The Electoral College has worked in the past, but there are those who when they lose want to claim "shenanigins" on everything and say the system is broke.
It does seem odd that a candidate can lose the vote count but win by Electoral College.
How about simply going by tally of voters votes cast? Get the majority of votes in any given state = win that state. Too simple?
ROX
ROX,
I'm not quite sure I understand what you mean. It seems to me that you're proposing exactly what happens now: whoever wins the state gets the electoral college votes from the state, and the electoral college votes are directly proportional to the state's population.

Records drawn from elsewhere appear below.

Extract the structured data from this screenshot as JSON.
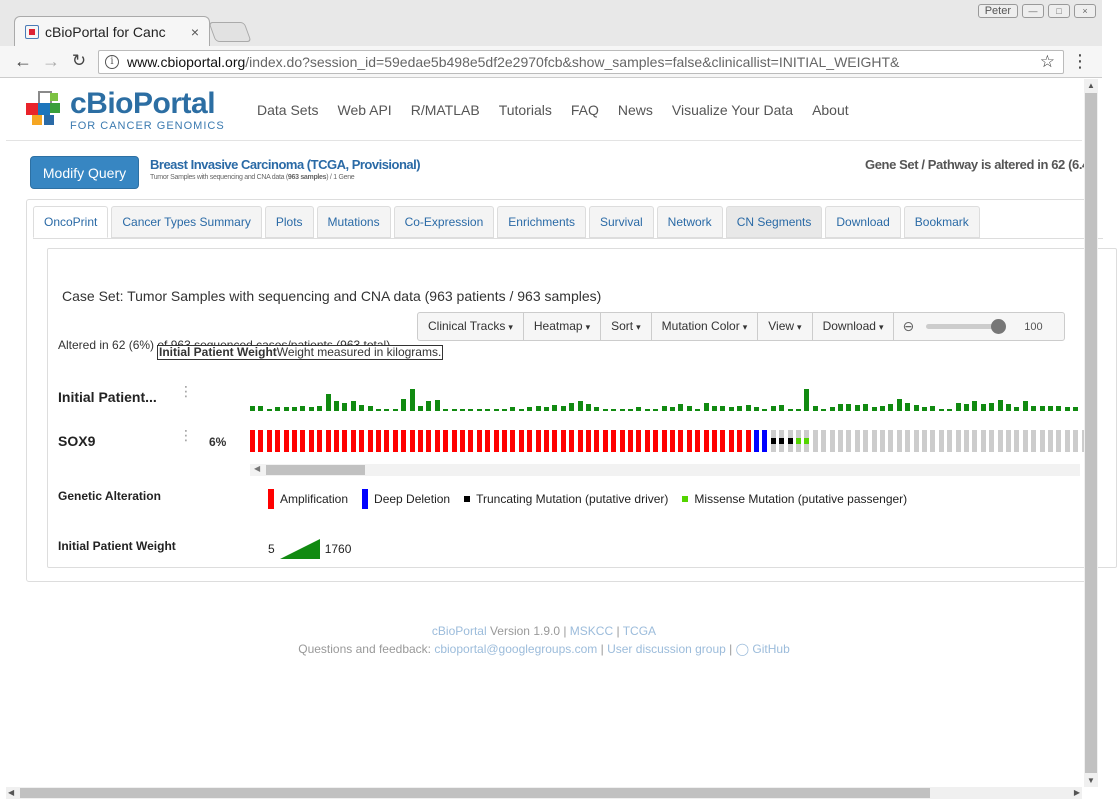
{
  "browser": {
    "tab_title": "cBioPortal for Canc",
    "tab_close": "×",
    "url_host": "www.cbioportal.org",
    "url_path": "/index.do?session_id=59edae5b498e5df2e2970fcb&show_samples=false&clinicallist=INITIAL_WEIGHT&",
    "user_label": "Peter"
  },
  "header": {
    "logo_name": "cBioPortal",
    "logo_sub": "FOR CANCER GENOMICS",
    "nav": [
      "Data Sets",
      "Web API",
      "R/MATLAB",
      "Tutorials",
      "FAQ",
      "News",
      "Visualize Your Data",
      "About"
    ]
  },
  "query": {
    "modify_label": "Modify Query",
    "study_title": "Breast Invasive Carcinoma (TCGA, Provisional)",
    "study_sub_pre": "Tumor Samples with sequencing and CNA data (",
    "study_sub_bold": "963 samples",
    "study_sub_post": ") / 1 Gene",
    "alteration_summary": "Gene Set / Pathway is altered in 62 (6.4"
  },
  "tabs": [
    "OncoPrint",
    "Cancer Types Summary",
    "Plots",
    "Mutations",
    "Co-Expression",
    "Enrichments",
    "Survival",
    "Network",
    "CN Segments",
    "Download",
    "Bookmark"
  ],
  "oncoprint": {
    "case_set": "Case Set: Tumor Samples with sequencing and CNA data (963 patients / 963 samples)",
    "toolbar": [
      "Clinical Tracks",
      "Heatmap",
      "Sort",
      "Mutation Color",
      "View",
      "Download"
    ],
    "zoom_value": "100",
    "altered_text": "Altered in 62 (6%) of 963 sequenced cases/patients (963 total)",
    "tooltip_bold": "Initial Patient Weight",
    "tooltip_text": "Weight measured in kilograms.",
    "tracks": [
      {
        "label": "Initial Patient...",
        "pct": ""
      },
      {
        "label": "SOX9",
        "pct": "6%"
      }
    ],
    "legend_genetic_title": "Genetic Alteration",
    "legend_items": [
      {
        "label": "Amplification",
        "color": "#ff0000"
      },
      {
        "label": "Deep Deletion",
        "color": "#0000ff"
      },
      {
        "label": "Truncating Mutation (putative driver)",
        "color": "#000000"
      },
      {
        "label": "Missense Mutation (putative passenger)",
        "color": "#53d400"
      }
    ],
    "legend_weight_title": "Initial Patient Weight",
    "weight_min": "5",
    "weight_max": "1760",
    "colors": {
      "amp": "#ff0000",
      "deep_del": "#0000ff",
      "trunc": "#000000",
      "missense": "#53d400",
      "none": "#cccccc",
      "weight": "#118a11"
    },
    "weight_levels": [
      0.2,
      0.2,
      0.1,
      0.15,
      0.15,
      0.15,
      0.2,
      0.15,
      0.2,
      0.7,
      0.4,
      0.35,
      0.4,
      0.25,
      0.2,
      0.1,
      0.1,
      0.1,
      0.5,
      0.9,
      0.2,
      0.4,
      0.45,
      0.1,
      0.1,
      0.1,
      0.1,
      0.1,
      0.1,
      0.1,
      0.1,
      0.15,
      0.1,
      0.15,
      0.2,
      0.15,
      0.25,
      0.2,
      0.35,
      0.4,
      0.3,
      0.15,
      0.1,
      0.1,
      0.1,
      0.1,
      0.15,
      0.1,
      0.1,
      0.2,
      0.15,
      0.3,
      0.2,
      0.1,
      0.35,
      0.2,
      0.2,
      0.15,
      0.2,
      0.25,
      0.15,
      0.1,
      0.2,
      0.25,
      0.1,
      0.1,
      0.9,
      0.2,
      0.1,
      0.15,
      0.3,
      0.3,
      0.25,
      0.3,
      0.15,
      0.2,
      0.3,
      0.5,
      0.35,
      0.25,
      0.15,
      0.2,
      0.1,
      0.1,
      0.35,
      0.3,
      0.4,
      0.3,
      0.35,
      0.45,
      0.3,
      0.15,
      0.4,
      0.2,
      0.2,
      0.2,
      0.2,
      0.15,
      0.15
    ],
    "sox9_states": [
      "amp",
      "amp",
      "amp",
      "amp",
      "amp",
      "amp",
      "amp",
      "amp",
      "amp",
      "amp",
      "amp",
      "amp",
      "amp",
      "amp",
      "amp",
      "amp",
      "amp",
      "amp",
      "amp",
      "amp",
      "amp",
      "amp",
      "amp",
      "amp",
      "amp",
      "amp",
      "amp",
      "amp",
      "amp",
      "amp",
      "amp",
      "amp",
      "amp",
      "amp",
      "amp",
      "amp",
      "amp",
      "amp",
      "amp",
      "amp",
      "amp",
      "amp",
      "amp",
      "amp",
      "amp",
      "amp",
      "amp",
      "amp",
      "amp",
      "amp",
      "amp",
      "amp",
      "amp",
      "amp",
      "amp",
      "amp",
      "amp",
      "amp",
      "amp",
      "amp",
      "deep_del",
      "deep_del",
      "trunc",
      "trunc",
      "trunc",
      "missense",
      "missense",
      "none",
      "none",
      "none",
      "none",
      "none",
      "none",
      "none",
      "none",
      "none",
      "none",
      "none",
      "none",
      "none",
      "none",
      "none",
      "none",
      "none",
      "none",
      "none",
      "none",
      "none",
      "none",
      "none",
      "none",
      "none",
      "none",
      "none",
      "none",
      "none",
      "none",
      "none",
      "none",
      "none",
      "none"
    ]
  },
  "footer": {
    "line1_link": "cBioPortal",
    "line1_version": " Version 1.9.0 | ",
    "line1_mskcc": "MSKCC",
    "line1_sep": " | ",
    "line1_tcga": "TCGA",
    "line2_pre": "Questions and feedback: ",
    "line2_email": "cbioportal@googlegroups.com",
    "line2_sep": " | ",
    "line2_group": "User discussion group",
    "line2_sep2": " | ",
    "line2_github": "GitHub"
  }
}
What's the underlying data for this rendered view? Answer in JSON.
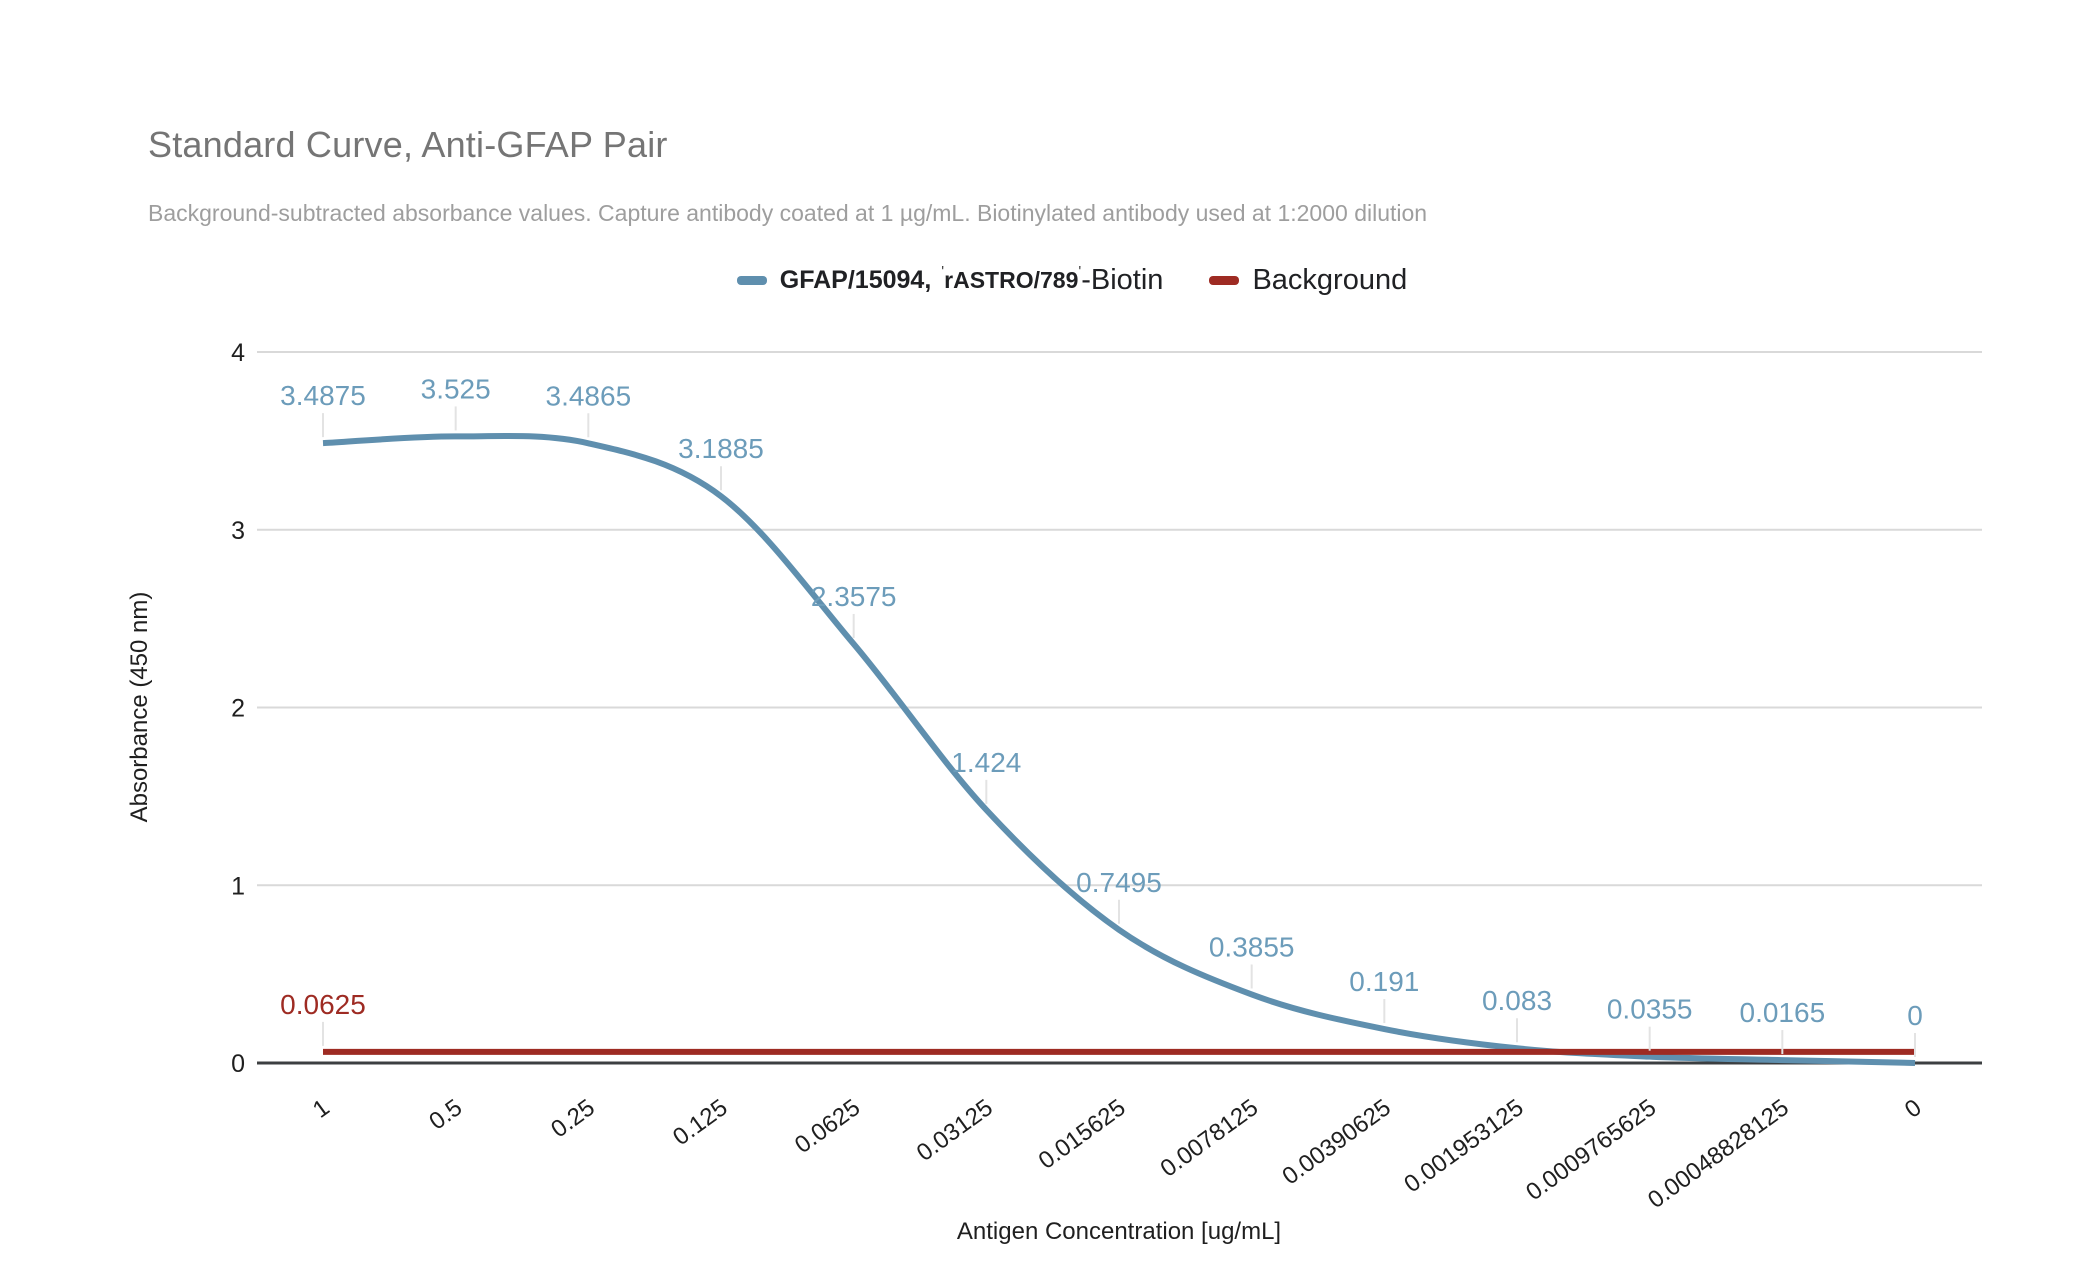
{
  "colors": {
    "background": "#ffffff",
    "title_gray": "#757575",
    "subtitle_gray": "#9e9e9e",
    "axis_text": "#1f1f1f",
    "gridline": "#d9d9d9",
    "axis_baseline": "#3c3f41",
    "leader_line": "#e3e3e3",
    "series_blue": "#5f8fae",
    "series_red": "#9e2b23"
  },
  "legend": {
    "series1": {
      "swatch_color": "#5f8fae",
      "name_part1": "GFAP/15094",
      "separator": ",",
      "quote_open": "'",
      "name_part2": "rASTRO/789",
      "quote_close": "'",
      "suffix": "-Biotin"
    },
    "series2": {
      "swatch_color": "#9e2b23",
      "label": "Background"
    }
  },
  "chart_data": {
    "type": "line",
    "title": "Standard Curve, Anti-GFAP Pair",
    "subtitle": "Background-subtracted absorbance values. Capture antibody coated at 1 µg/mL. Biotinylated antibody used at 1:2000 dilution",
    "xlabel": "Antigen Concentration [ug/mL]",
    "ylabel": "Absorbance (450 nm)",
    "ylim": [
      0,
      4
    ],
    "y_ticks": [
      "4",
      "3",
      "2",
      "1",
      "0"
    ],
    "grid": true,
    "legend_position": "top",
    "x_label_rotation_deg": -36,
    "x_categories": [
      "1",
      "0.5",
      "0.25",
      "0.125",
      "0.0625",
      "0.03125",
      "0.015625",
      "0.0078125",
      "0.00390625",
      "0.001953125",
      "0.0009765625",
      "0.00048828125",
      "0"
    ],
    "series": [
      {
        "name": "GFAP/15094, 'rASTRO/789'-Biotin",
        "color": "#5f8fae",
        "label_color": "#6c9cba",
        "smooth": true,
        "values": [
          3.4875,
          3.525,
          3.4865,
          3.1885,
          2.3575,
          1.424,
          0.7495,
          0.3855,
          0.191,
          0.083,
          0.0355,
          0.0165,
          0
        ],
        "point_labels": [
          "3.4875",
          "3.525",
          "3.4865",
          "3.1885",
          "2.3575",
          "1.424",
          "0.7495",
          "0.3855",
          "0.191",
          "0.083",
          "0.0355",
          "0.0165",
          "0"
        ]
      },
      {
        "name": "Background",
        "color": "#9e2b23",
        "label_color": "#9e2b23",
        "smooth": false,
        "values": [
          0.0625,
          0.0625,
          0.0625,
          0.0625,
          0.0625,
          0.0625,
          0.0625,
          0.0625,
          0.0625,
          0.0625,
          0.0625,
          0.0625,
          0.0625
        ],
        "point_labels": [
          "0.0625",
          "",
          "",
          "",
          "",
          "",
          "",
          "",
          "",
          "",
          "",
          "",
          ""
        ]
      }
    ]
  }
}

The whole idea of the electoral college was to make the selection of the president more politically reliable. What many people forget is that the founders were all "Classically Educated," with a curriculum that was heavy on ancient history, literature, and languages. For a group of guys trying to set up a democracy after centuries of autocracy, the Peloponnesian War provided a HUGE caution. In that war, Athens snatched defeat from the jaws of victory when the masses voted for an invasion of Sicily. Militarily it was insane, but the masses voted for it because they would make out like bandits from the war effort itself. (Most of the city based commoners could work as rowers in wartime, making steady income even when other work dried up.)
With this example, the founders thought it was foolish to trust uneducated commoners with the levers of power. Instead, the commoners voted for the Electors, who would get together at the club and decide who'd get to be president.
In fact there's nothing in the constitution that says electors HAVE to vote a certain way. Only tradition and party loyalty bind them to vote for a specific candidate, and in fact there has been at least one instance when Electors voted against the guy they were supposed to support.